ASAYİŞ - 30 Nisan 2024 Salı 17:35

‘Yeni doğan bebek’ vurgunu şebekesi operasyonunda 14 kişi tutuklandı

A
A
A
‘Yeni doğan bebek’ vurgunu şebekesi operasyonunda 14 kişi tutuklandı

Mali Suçlarla Mücadele Şube Müdürlüğünce, Büyükçekmece Cumhuriyet Başsavcılığı koordinesinde yürütülen soruşturma çerçevesinde, aralarında 14 doktor, 17 hemşire ve 8 sağlık çalışanının olduğu 300 kişilik şebeke operasyonla çökertilmişti. SGK’yı yaklaşık 500 milyon lira zarara uğratan şebekeye üyelerinden 14’ü sevk edildiği adliyede çıkarıldıkları mahkemece tutuklanarak cezaevine gönderildi.


İstanbul Büyükçekmece Cumhuriyet Başsavcılığı koordinesinde İstanbul ve Tekirdağ’da Mali Suçlarla Mücadele Şube Müdürlüğü ekipleri, 2022 yılında yapılan ihbar ve şikayetler üzerine inceleme başlattı. Savcılık, 2023 yılı itibariyle başlattığı soruşturmada İstanbul ve Tekirdağ’da örgütlü halde hareket ederek, rüşvet suçuna konu maddi menfaat temin ettikleri bilgisine ulaşmış, eş zamanlı düzenlenen operasyonlarda yeni doğan bebekleri usulsüz şekilde özel hastanelere sevk ederek SGK’yı dolandıran 300 kişilik şebeke çökertilmişti.


Yapılan soruşturmada aralarında 14 doktor, 17 hemşire, 8 sağlık çalışanı ve hastaneye yöneticilerinin de bulunduğu 300 kişilik şebekenin yeni doğan bebekleri çeşitli gerekçeler göstererek kamudan özel hastanelere sevk ettikleri, yoğun bakım ünitelerinde günlerce tuttukları ve devlete yüklü miktarda fatura çıkardıkları tespit edilmişti. Aralarında Reyap Hastanesi Çocuk Doktoru ve Medisense Sağlık Hizmetleri şirketinin sahibi Dr. Fırat Sarı, Başakşehir Çam ve Sakura Şehir Hastanesi’nde görevli Dr. İlker Gönen’in de bulunduğu çok sayıda doktorun yüzde 20 komisyonla çalışarak haksız kazanç elde ettikleri belirlenmiş, bu yöntemle SGK’yı 500 Milyon liraya yakın zarara uğratıldığının anlaşılmasının ardından polis ekipleri tarafından operasyon için düğmeye basılmıştı.


Ekipler haklarında gözaltı kararı bulunan aralarında doktor ve hemşirelerin de bulunduğu 41 kişiden 40’ını İstanbul, Tekirdağ ve Çorlu’da düzenledikleri baskınlarda yakalamış, 259 kişi ise savcılığa ifadeye çağrılmıştı.


Şebekenin 2 yıl içerisinde yüzlerce bebeği naklettikleri Beylikdüzü Medilife, Avcılar Hospital, Medicine Esenyurt ile Reyap Esenyurt ve Reyap Çorlu gibi özel hastaneler de mercek altına alındı. Firari bir şüphelinin yakalanmasına yönelik çalışmalar sürerken, zanlıların “suç işlemek amacıyla örgüt kurma”, “nitelikli dolandırıcılık”, “kasten öldürmenin ihmali davranışlarla işlenmesi” ve “rüşvet” suçlarından emniyetteki sorguları tamamlanarak adliyeye sevk edildi.

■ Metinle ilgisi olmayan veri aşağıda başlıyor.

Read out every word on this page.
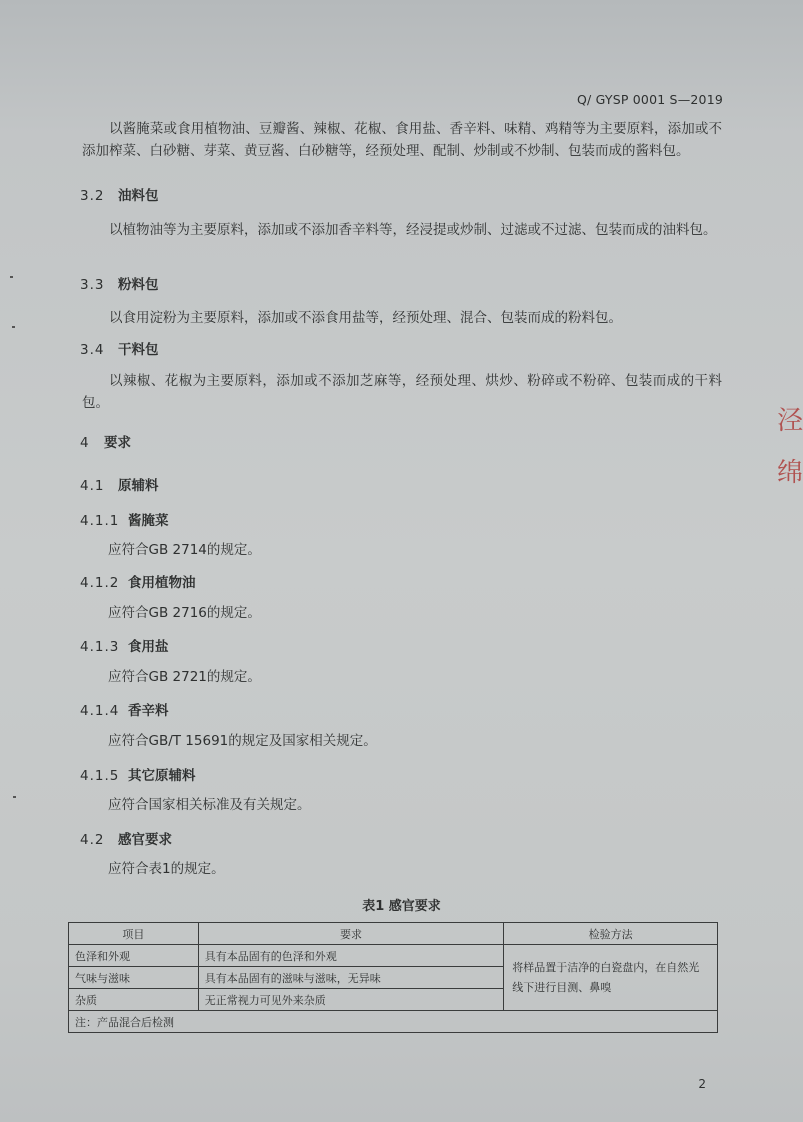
Q/ GYSP 0001 S—2019
以酱腌菜或食用植物油、豆瓣酱、辣椒、花椒、食用盐、香辛料、味精、鸡精等为主要原料，添加或不添加榨菜、白砂糖、芽菜、黄豆酱、白砂糖等，经预处理、配制、炒制或不炒制、包装而成的酱料包。
3.2 油料包
以植物油等为主要原料，添加或不添加香辛料等，经浸提或炒制、过滤或不过滤、包装而成的油料包。
3.3 粉料包
以食用淀粉为主要原料，添加或不添食用盐等，经预处理、混合、包装而成的粉料包。
3.4 干料包
以辣椒、花椒为主要原料，添加或不添加芝麻等，经预处理、烘炒、粉碎或不粉碎、包装而成的干料包。
4 要求
4.1 原辅料
4.1.1 酱腌菜
应符合GB 2714的规定。
4.1.2 食用植物油
应符合GB 2716的规定。
4.1.3 食用盐
应符合GB 2721的规定。
4.1.4 香辛料
应符合GB/T 15691的规定及国家相关规定。
4.1.5 其它原辅料
应符合国家相关标准及有关规定。
4.2 感官要求
应符合表1的规定。
表1 感官要求
项目	要求	检验方法
色泽和外观	具有本品固有的色泽和外观	将样品置于洁净的白瓷盘内，在自然光线下进行目测、鼻嗅
气味与滋味	具有本品固有的滋味与滋味，无异味	
杂质	无正常视力可见外来杂质	
注：产品混合后检测		
2
泾 绵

Emniyetteki işlemlerinin tamamlanmasının ardından Nöbetçi Sulh Ceza Hakimliğine sevk edilen 34 şüpheli şahıstan 5 şüpheli şahıs alınan ifadelerinin ardından serbest bırakıldı. 15 şüpheli de adli kontrol tedbiri uygulanmak suretiyle serbest bırakılırken, 14 şüpheli ise tutuklanarak cezaevine gönderildi.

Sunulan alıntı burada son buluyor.